Egypt’s Supreme Administrative Court on Saturday upheld a ruling issued by the Administrative Court back in December 2014 suspending annual celebrations dedicated to 19th century Jewish Rabbi Yacoub Abu Hasira in the Beheira governorate. The Supreme Administrative Court considered the appeal on its first ruling. 

The festival, previously scheduled for January 9-10, was held on the annual anniversary of Hasira’s death, who was born in Egypt and traveled to Morocco according to Jewish folklore ( Rabbi Abu Hatseira was born in Morocco and was passing through Egypt on his way to the HolyLand – ed).

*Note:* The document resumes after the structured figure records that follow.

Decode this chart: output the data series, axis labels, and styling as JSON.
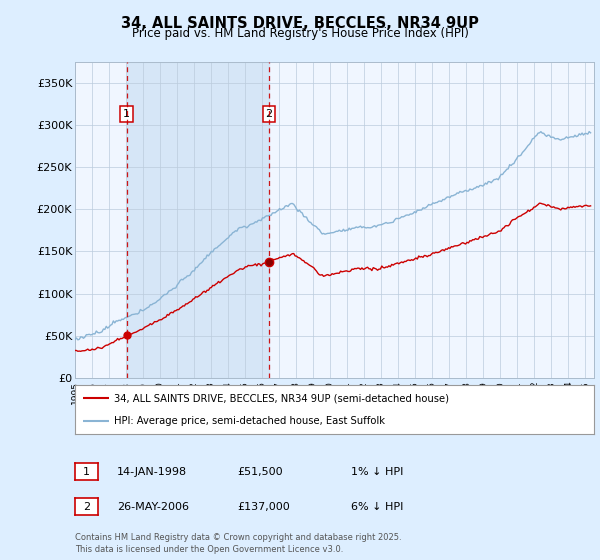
{
  "title": "34, ALL SAINTS DRIVE, BECCLES, NR34 9UP",
  "subtitle": "Price paid vs. HM Land Registry's House Price Index (HPI)",
  "legend_line1": "34, ALL SAINTS DRIVE, BECCLES, NR34 9UP (semi-detached house)",
  "legend_line2": "HPI: Average price, semi-detached house, East Suffolk",
  "footnote": "Contains HM Land Registry data © Crown copyright and database right 2025.\nThis data is licensed under the Open Government Licence v3.0.",
  "annotation1_label": "1",
  "annotation1_date": "14-JAN-1998",
  "annotation1_price": "£51,500",
  "annotation1_note": "1% ↓ HPI",
  "annotation2_label": "2",
  "annotation2_date": "26-MAY-2006",
  "annotation2_price": "£137,000",
  "annotation2_note": "6% ↓ HPI",
  "purchase1_year": 1998.04,
  "purchase1_value": 51500,
  "purchase2_year": 2006.4,
  "purchase2_value": 137000,
  "hpi_color": "#8ab4d4",
  "price_color": "#cc0000",
  "dashed_line_color": "#cc0000",
  "shade_color": "#ddeeff",
  "background_color": "#ddeeff",
  "plot_bg_color": "#f0f6ff",
  "ylim": [
    0,
    375000
  ],
  "xlim_start": 1995.0,
  "xlim_end": 2025.5,
  "yticks": [
    0,
    50000,
    100000,
    150000,
    200000,
    250000,
    300000,
    350000
  ],
  "ytick_labels": [
    "£0",
    "£50K",
    "£100K",
    "£150K",
    "£200K",
    "£250K",
    "£300K",
    "£350K"
  ]
}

Alexandria’s Administrative Court issued the case’s first ruling to permanently cancel the annual celebrations, as it contravenes public morals and violates the sanctity of religious rituals. 

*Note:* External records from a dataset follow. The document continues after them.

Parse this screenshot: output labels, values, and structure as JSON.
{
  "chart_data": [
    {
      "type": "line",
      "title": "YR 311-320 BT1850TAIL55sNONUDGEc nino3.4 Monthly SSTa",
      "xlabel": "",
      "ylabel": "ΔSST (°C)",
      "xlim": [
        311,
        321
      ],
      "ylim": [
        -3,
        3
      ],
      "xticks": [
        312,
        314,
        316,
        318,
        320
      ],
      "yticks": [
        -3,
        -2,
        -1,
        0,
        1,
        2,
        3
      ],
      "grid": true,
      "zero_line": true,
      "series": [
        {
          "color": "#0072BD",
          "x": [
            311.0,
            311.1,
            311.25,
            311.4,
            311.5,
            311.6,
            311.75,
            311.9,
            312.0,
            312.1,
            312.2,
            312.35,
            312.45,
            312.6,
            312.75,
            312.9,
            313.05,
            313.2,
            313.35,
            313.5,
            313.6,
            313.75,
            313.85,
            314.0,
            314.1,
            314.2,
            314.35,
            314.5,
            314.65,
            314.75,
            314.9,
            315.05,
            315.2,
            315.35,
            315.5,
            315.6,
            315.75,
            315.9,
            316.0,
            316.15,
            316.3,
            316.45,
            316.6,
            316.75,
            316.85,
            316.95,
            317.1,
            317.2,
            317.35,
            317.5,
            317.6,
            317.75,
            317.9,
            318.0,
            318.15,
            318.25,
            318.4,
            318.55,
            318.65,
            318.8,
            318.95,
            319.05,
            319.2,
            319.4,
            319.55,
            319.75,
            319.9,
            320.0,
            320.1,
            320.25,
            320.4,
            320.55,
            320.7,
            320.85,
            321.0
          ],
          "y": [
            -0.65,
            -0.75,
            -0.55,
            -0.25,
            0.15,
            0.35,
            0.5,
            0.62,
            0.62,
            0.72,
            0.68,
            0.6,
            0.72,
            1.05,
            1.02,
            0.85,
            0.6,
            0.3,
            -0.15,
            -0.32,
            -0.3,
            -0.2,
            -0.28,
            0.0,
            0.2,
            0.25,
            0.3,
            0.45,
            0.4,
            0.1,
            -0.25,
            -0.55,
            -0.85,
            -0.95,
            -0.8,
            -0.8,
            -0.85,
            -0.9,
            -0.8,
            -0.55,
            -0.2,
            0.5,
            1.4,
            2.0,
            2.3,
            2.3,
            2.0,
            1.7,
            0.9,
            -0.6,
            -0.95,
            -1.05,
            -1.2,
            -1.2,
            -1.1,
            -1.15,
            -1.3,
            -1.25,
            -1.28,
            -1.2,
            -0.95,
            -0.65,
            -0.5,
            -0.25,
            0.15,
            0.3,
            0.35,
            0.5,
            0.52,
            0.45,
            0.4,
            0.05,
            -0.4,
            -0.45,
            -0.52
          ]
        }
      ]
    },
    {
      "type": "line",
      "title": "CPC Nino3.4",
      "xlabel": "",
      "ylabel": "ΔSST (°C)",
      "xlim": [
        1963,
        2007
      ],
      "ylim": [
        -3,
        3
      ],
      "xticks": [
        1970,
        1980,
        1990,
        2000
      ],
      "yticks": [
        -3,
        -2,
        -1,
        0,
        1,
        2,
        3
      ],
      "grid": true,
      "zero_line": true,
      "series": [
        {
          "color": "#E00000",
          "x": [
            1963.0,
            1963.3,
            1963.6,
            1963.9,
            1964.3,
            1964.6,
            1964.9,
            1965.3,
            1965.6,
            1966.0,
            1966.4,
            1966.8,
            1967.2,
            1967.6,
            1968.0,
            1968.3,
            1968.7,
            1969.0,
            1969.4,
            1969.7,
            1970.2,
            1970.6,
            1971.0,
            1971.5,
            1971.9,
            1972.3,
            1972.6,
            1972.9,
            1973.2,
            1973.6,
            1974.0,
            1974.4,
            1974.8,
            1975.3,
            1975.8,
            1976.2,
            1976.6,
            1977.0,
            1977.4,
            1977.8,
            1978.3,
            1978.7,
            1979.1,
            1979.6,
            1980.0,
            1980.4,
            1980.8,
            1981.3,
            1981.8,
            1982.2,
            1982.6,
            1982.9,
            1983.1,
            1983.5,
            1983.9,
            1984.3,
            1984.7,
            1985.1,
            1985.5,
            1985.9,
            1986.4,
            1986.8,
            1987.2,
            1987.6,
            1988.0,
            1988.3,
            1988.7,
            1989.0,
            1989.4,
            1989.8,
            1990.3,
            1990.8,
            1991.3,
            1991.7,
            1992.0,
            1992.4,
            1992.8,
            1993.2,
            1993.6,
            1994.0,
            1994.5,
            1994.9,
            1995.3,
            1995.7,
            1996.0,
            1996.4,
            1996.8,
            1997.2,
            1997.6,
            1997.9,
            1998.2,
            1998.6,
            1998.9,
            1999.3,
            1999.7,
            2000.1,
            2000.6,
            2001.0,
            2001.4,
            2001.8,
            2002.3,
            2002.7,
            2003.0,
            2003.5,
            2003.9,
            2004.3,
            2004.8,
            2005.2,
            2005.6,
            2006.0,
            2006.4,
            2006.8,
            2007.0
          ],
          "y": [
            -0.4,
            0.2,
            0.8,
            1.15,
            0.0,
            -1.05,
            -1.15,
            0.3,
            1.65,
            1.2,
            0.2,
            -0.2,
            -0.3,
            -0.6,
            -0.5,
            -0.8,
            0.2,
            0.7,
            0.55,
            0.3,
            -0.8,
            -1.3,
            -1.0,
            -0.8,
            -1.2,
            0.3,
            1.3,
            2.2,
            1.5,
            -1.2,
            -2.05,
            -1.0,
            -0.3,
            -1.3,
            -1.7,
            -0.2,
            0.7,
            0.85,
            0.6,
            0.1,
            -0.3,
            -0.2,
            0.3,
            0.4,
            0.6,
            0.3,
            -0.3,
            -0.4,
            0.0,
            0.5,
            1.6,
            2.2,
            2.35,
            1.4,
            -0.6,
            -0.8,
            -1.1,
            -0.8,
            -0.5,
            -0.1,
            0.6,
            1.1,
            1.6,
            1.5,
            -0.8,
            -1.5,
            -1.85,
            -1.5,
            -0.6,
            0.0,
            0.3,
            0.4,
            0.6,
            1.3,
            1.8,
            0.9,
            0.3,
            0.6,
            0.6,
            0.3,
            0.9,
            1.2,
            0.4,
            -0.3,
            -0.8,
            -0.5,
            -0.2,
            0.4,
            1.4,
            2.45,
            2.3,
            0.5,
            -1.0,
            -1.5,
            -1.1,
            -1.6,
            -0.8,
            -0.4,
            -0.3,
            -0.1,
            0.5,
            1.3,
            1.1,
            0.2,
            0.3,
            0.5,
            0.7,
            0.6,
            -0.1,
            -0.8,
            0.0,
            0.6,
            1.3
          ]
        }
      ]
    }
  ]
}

Israel had also submitted a request to UNESCO back in 2014 to transfer the mausoleum to Jerusalem. The court said that as Jerusalem is an occupied land Israel has no sovereignty to further impose its culture. It also refused to transfer the shrine on the grounds that Islam respects religious laws and therefore rejects exhuming graves.
 In its case papers, the court added that Hasira’s annual celebration included practices such as alcohol consumption which are contrary to Islamic morals. The court ruled that the mausoleum is an ordinary grave which holds no archaeological characteristics, and should not be included among Islamic and Coptic antiquities as Hasira was neither Christian or Muslim. 

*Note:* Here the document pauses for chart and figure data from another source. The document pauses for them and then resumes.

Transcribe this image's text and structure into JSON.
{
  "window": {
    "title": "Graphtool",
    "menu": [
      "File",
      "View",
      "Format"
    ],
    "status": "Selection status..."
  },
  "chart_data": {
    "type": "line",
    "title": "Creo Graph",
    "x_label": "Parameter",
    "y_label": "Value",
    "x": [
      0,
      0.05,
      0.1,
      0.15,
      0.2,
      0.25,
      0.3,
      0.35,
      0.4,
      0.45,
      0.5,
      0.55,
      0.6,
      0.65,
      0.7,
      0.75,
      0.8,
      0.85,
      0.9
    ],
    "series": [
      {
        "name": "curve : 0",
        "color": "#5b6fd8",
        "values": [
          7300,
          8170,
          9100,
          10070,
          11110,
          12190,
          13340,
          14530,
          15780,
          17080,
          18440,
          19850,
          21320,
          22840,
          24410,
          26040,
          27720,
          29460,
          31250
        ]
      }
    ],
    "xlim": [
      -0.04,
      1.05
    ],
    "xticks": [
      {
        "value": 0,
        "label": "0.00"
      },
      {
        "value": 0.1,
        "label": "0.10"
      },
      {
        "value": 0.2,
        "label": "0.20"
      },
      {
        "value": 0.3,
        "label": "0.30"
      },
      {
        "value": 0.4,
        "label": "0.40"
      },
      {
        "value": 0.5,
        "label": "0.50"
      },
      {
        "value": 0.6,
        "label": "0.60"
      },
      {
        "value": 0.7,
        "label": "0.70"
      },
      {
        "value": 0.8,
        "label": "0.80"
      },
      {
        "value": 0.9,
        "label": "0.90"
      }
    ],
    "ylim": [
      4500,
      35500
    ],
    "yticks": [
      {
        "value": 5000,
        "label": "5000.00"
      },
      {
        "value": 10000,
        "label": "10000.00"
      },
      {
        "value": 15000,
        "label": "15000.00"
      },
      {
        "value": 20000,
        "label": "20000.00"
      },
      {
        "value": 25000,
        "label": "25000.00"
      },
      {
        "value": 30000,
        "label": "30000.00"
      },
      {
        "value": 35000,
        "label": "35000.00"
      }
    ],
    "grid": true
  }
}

The Ministry of Antiquities had previously issued a decision in 2001 to consider the Abu Hasira mausoleum, the Jewish cemeteries around it, and the hill on which it is built, among Islamic and Coptic monuments. The court said that this decision was a grave historical error impacting Egyptian heritage. 
The upheld ruling also requires the Antiquities Minister to inform the intergovernmental committee of UNESCO’s World Heritage Committee to remove this mausoleum from its records of Islamic and Coptic antiquities. This comes in implementation of international convention protecting cultural and natural heritage, alongside upholding Egypt’s sovereignty as this is where the mausoleum is located. 
The court’s ruling had been met with criticism back in 2014, such as from the head of the Jewish Community in Egypt Magda Haroun.